To James Madison from John Browne Cutting, 10 December 1801
From John Browne Cutting
Antigua 10 Decr. 1801
Dear Sir
I hope You will pardon the liberty I take, not only of inclosing to your care a letter for the President but in requesting that You woud be pleasd to say for me to him—that it was written immediately after the account of his election reachd the West Indias: but that subsequent confinement from sickness intercepted my purpose of forwarding it at that time.1
I have but lately been apprizd of Your appointment to the situation of Secretary of State. I embrace this occasion, less to congratulate You than our Country on an event so likely to advance some of her most precious interests; as well as to retrieve that portion of renown for cool reasoning, temperate discussion and dignified demeanor which was lost for the United States by a Gentleman that Mr Adams found it expedient to dismiss from office.2 The intimacy with which you honord me, during a short period prior to your retirement from Congress3 authorizes me to rejoice, if the virtues and talents which I then witness’d are henceforth to be employd in a public sphere in some degree commensurate to their extent and variety.

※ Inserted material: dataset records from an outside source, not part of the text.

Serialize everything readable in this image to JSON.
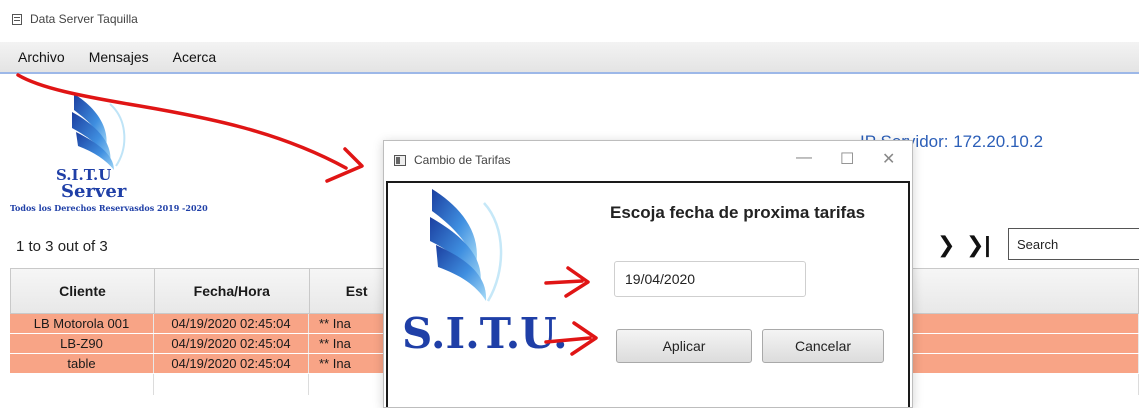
{
  "window": {
    "title": "Data Server Taquilla"
  },
  "menu": {
    "items": [
      "Archivo",
      "Mensajes",
      "Acerca"
    ]
  },
  "logo": {
    "line1": "S.I.T.U",
    "line2": "Server",
    "tagline": "Todos los Derechos Reservasdos 2019 -2020"
  },
  "server": {
    "ip_label": "IP Servidor: 172.20.10.2"
  },
  "pagination": {
    "summary": "1 to 3 out of 3",
    "next_glyph": "❯",
    "last_glyph": "❯|"
  },
  "search": {
    "placeholder": "Search"
  },
  "table": {
    "headers": [
      "Cliente",
      "Fecha/Hora",
      "Est"
    ],
    "rows": [
      {
        "cliente": "LB Motorola 001",
        "fecha": "04/19/2020 02:45:04",
        "estado": "** Ina"
      },
      {
        "cliente": "LB-Z90",
        "fecha": "04/19/2020 02:45:04",
        "estado": "** Ina"
      },
      {
        "cliente": "table",
        "fecha": "04/19/2020 02:45:04",
        "estado": "** Ina"
      }
    ]
  },
  "dialog": {
    "title": "Cambio de Tarifas",
    "controls": {
      "minimize": "—",
      "maximize": "☐",
      "close": "✕"
    },
    "heading": "Escoja fecha de proxima tarifas",
    "date_value": "19/04/2020",
    "apply_label": "Aplicar",
    "cancel_label": "Cancelar",
    "logo_text": "S.I.T.U."
  },
  "colors": {
    "row_highlight": "#f8a486",
    "brand_blue": "#1f3fa7",
    "annotation_red": "#e01515",
    "menubar_border": "#9db8e8"
  },
  "icons": [
    "window-icon",
    "next-page-icon",
    "last-page-icon",
    "dialog-window-icon",
    "situ-logo"
  ]
}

The humility of my own pretensions has been so depress’d by the reception of the public service perform’d by me for our impressd seamen in London during the year 1790 and the consequences of that effort have so crippled and crush’d me; that I am stunnd and discourag’d. Otherwise I might fairly appeal, to the conviction that was fasten’d on Your own mind by a perusal of my case; and I might with chearfulness and confidence ask for some alleviation of my grievances—however late or inadequate.
But at present the sudden consummation of peace in Europe, compels me in pursuance of a written Contract to embark for London immediately; where if there be aught in which I can be useful to You Sir, or to the President, a line directed to the care of G. W. Erving Esqr. Consul of the United States for that Metropolis will find me in the month of February next. I have the honor to be with true respect & perfect esteem Dear Sir, Your Friend & Obedt: Servt:
John Browne Cutting
RC (DLC).
1. The enclosed 20 Apr. 1801 letter from Cutting to Jefferson was docketed by Jefferson as received 19 Jan. 1802 (DLC: Jefferson Papers).
2. Cutting referred to Timothy Pickering.
3. Cutting had met with JM in 1796 over his continuing efforts to secure payment for expenses he claimed to have incurred in obtaining the release of 947 impressed American seamen in 1790. Pickering concluded in 1799 that the greater part of the claims was a “fiction—and a very absurd one” (Cutting to JM, 26 Jan., ca. 5 Feb., and 6 Feb. 1796, , 16:205–6 and n. 1, 213, 214; Letter from the Secretary of State, Accompanying His Report on the Claim of John Brown Cutting [Philadelphia, 1799; 36531], p. 23).